Help Me As Gurus!

me again. please help

i = 0;
roots = new Array(blueSquare)
roots*._x = squareX;
roots*._y = squareY;
roots*._width = squareWidth;
roots*._height = squareheight;
[COLOR=red]roots*.play();[/COLOR]

everything will work except that last line, why doesn’t it play?

try
roots = new Array(this[blueSquare])

nooope, thx anyways

I take it you have a stop() inside blueSquare? If so, that will stop the clip and wont let it play. Code on that timeline will be run before code within movieclips in the timeline.
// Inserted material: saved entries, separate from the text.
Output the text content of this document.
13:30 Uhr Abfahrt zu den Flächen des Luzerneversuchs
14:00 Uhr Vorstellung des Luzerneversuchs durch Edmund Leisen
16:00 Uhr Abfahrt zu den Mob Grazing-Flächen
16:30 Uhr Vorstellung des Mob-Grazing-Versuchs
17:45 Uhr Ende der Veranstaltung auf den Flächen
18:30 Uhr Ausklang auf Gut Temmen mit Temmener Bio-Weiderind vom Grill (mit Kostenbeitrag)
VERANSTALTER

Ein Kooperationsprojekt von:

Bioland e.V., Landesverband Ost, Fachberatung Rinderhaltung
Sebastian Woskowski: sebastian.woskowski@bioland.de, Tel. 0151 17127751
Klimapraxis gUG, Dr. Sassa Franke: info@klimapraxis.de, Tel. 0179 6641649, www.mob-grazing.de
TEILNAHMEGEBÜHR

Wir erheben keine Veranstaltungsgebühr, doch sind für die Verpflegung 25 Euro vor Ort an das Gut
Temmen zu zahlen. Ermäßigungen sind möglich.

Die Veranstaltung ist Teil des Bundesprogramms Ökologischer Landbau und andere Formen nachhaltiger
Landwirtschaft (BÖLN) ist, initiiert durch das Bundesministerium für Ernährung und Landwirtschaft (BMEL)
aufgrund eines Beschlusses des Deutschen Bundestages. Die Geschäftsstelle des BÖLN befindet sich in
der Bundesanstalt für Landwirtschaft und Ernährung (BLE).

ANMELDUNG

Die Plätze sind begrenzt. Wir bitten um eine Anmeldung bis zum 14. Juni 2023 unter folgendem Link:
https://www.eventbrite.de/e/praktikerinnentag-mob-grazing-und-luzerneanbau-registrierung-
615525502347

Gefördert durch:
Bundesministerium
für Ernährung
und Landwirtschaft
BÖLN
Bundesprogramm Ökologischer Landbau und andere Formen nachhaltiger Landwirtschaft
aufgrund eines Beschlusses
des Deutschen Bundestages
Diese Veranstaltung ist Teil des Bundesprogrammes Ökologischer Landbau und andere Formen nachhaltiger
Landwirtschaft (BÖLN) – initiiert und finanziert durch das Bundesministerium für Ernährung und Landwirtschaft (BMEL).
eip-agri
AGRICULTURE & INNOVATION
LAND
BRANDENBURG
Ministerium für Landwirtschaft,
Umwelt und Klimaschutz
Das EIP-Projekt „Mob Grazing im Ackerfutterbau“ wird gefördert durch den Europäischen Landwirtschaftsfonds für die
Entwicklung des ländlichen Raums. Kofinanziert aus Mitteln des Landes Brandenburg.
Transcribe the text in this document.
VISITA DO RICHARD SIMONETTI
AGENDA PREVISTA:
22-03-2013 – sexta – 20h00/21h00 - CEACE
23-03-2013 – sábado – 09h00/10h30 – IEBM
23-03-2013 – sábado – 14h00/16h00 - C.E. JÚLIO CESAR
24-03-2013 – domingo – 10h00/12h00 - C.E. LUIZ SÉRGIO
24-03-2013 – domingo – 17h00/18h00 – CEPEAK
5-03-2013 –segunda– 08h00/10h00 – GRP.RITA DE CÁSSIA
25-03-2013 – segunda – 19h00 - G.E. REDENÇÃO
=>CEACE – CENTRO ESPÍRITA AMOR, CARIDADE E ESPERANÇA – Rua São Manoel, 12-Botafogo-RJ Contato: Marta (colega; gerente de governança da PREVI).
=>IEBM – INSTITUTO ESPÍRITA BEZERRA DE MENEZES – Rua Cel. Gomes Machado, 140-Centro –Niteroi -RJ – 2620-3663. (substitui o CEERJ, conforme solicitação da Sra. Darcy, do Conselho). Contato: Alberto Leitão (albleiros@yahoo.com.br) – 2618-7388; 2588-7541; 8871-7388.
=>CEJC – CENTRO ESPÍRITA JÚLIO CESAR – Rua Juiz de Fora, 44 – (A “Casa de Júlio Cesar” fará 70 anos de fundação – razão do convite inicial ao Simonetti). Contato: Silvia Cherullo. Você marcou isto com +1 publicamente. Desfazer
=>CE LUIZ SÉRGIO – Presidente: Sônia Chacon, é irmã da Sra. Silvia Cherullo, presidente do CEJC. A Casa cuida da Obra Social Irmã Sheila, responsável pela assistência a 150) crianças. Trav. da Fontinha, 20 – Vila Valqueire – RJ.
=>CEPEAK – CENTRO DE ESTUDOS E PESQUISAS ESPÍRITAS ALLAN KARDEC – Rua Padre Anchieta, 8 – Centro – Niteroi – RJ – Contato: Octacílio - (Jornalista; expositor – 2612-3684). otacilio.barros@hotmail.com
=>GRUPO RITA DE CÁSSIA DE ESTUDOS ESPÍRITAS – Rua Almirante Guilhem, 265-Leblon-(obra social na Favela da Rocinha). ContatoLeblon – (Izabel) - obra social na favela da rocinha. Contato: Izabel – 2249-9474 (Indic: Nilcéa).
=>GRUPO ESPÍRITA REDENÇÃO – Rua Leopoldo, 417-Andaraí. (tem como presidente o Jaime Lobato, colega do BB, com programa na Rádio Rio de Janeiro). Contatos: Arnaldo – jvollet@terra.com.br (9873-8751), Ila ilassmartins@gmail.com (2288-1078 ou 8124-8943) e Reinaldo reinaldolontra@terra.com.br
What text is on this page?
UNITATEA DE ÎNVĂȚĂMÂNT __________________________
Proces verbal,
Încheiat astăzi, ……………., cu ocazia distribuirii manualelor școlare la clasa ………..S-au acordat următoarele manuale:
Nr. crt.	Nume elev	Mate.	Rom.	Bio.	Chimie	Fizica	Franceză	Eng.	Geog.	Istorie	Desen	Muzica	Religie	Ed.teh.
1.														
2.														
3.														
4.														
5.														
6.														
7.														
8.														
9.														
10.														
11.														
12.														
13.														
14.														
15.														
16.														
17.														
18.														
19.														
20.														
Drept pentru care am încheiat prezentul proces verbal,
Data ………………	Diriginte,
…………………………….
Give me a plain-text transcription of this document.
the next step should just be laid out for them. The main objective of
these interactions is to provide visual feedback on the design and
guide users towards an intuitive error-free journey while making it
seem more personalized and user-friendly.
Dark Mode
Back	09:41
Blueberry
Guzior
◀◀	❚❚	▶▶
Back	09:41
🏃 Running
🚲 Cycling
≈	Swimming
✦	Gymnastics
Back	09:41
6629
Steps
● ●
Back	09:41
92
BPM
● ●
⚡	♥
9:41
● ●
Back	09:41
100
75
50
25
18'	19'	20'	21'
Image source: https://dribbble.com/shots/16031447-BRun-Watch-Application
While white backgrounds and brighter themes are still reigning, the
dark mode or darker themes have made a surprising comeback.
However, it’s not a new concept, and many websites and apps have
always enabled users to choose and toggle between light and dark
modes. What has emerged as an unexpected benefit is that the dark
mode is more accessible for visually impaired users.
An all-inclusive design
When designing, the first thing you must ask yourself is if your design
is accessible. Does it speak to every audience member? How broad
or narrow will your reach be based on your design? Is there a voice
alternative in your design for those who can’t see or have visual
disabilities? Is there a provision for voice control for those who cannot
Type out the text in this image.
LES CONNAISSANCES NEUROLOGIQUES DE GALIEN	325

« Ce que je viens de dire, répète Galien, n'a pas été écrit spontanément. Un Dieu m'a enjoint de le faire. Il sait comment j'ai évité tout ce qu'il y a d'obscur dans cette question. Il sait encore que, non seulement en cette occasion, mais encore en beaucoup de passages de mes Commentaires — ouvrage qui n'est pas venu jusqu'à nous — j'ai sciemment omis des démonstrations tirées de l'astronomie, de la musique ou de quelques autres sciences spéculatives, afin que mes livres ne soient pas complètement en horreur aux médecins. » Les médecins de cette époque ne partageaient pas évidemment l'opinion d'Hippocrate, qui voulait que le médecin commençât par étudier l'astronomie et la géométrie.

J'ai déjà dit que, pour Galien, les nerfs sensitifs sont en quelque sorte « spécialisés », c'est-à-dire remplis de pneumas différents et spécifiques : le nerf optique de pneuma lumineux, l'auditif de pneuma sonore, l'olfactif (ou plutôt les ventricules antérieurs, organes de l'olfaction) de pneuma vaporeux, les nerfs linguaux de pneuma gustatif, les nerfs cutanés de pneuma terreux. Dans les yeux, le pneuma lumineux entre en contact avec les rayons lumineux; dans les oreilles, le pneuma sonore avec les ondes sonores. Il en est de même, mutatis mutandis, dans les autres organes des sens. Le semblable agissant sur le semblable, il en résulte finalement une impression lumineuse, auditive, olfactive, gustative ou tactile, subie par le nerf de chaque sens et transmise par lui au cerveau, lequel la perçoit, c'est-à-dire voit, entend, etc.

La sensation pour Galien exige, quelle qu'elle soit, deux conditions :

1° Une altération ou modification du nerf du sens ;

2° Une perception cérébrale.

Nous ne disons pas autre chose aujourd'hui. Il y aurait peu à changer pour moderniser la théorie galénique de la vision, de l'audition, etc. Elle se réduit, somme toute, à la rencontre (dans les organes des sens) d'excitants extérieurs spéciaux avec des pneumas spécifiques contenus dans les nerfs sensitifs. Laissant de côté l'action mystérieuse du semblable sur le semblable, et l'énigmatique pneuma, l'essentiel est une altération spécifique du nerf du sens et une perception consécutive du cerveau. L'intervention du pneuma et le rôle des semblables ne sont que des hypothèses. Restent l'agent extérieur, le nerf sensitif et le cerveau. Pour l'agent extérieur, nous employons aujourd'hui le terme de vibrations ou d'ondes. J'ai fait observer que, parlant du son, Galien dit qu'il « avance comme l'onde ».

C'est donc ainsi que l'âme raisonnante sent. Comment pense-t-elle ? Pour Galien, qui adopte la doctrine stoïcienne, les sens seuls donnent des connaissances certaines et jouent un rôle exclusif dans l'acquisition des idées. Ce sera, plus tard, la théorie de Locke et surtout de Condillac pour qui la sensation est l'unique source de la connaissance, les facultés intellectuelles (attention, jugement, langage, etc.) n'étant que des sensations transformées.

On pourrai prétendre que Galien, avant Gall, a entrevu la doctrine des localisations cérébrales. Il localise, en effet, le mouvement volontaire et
Telling blueSquare to play will only make it play until it reads its own timeline and stop() command where its then told to stop - therefore making it stop instead.

Alternatives.

  1. obviously, dont put a stop in the movieclip

  2. putting a condition in the movieclip to check a variable to see whether it should stop or not. ex:

// in blueSquare
if (!shouldPlay) stop();

// in the timeline
i = 0;
// ...
roots*.shouldPlay = true;

note that in this situation the playing will repeat unless you set shouldPlay to false since the stop still wont be called when the clip loops back to frame 1 after playing through

  1. use an onEnterFrame workaround to tell the movieclip to play on the next frame (after the stop has been called)
roots*.onEnterFrame = function(){
	this.gotoAndPlay(2); 
	delete this.onEnterFrame;
};

This of course could cause a problem if you’re defining onEnterFrame for something else, but you could then just use a simple if check to only have the goto called on the first run similar to the shouldPlay kind of deal.

  1. redefine the stop command for the movieclip to be a play command. this is a little unorthodox but its something thats nice to know is at least possible.
root*.stop = play;

Then when the stop command is run, it plays instead of stops. Better yet, since a movieclip plays on its own to begin with, theres no point in telling it to play again, so along the same lines of the onEnterFrame deal, you can redefine the stop command to be a function that undefines the redefine effectively only having it redefined for a single instance of its call:

roots*.stop = function(){
	delete this.stop;
};

Of course with these changes, you’ll need to be sure you are using this.stop() in the blueSquare clip and not just stop(); (which would call the tl function of stop and not the stop method of the movieclip which is what we are temporarily redefining).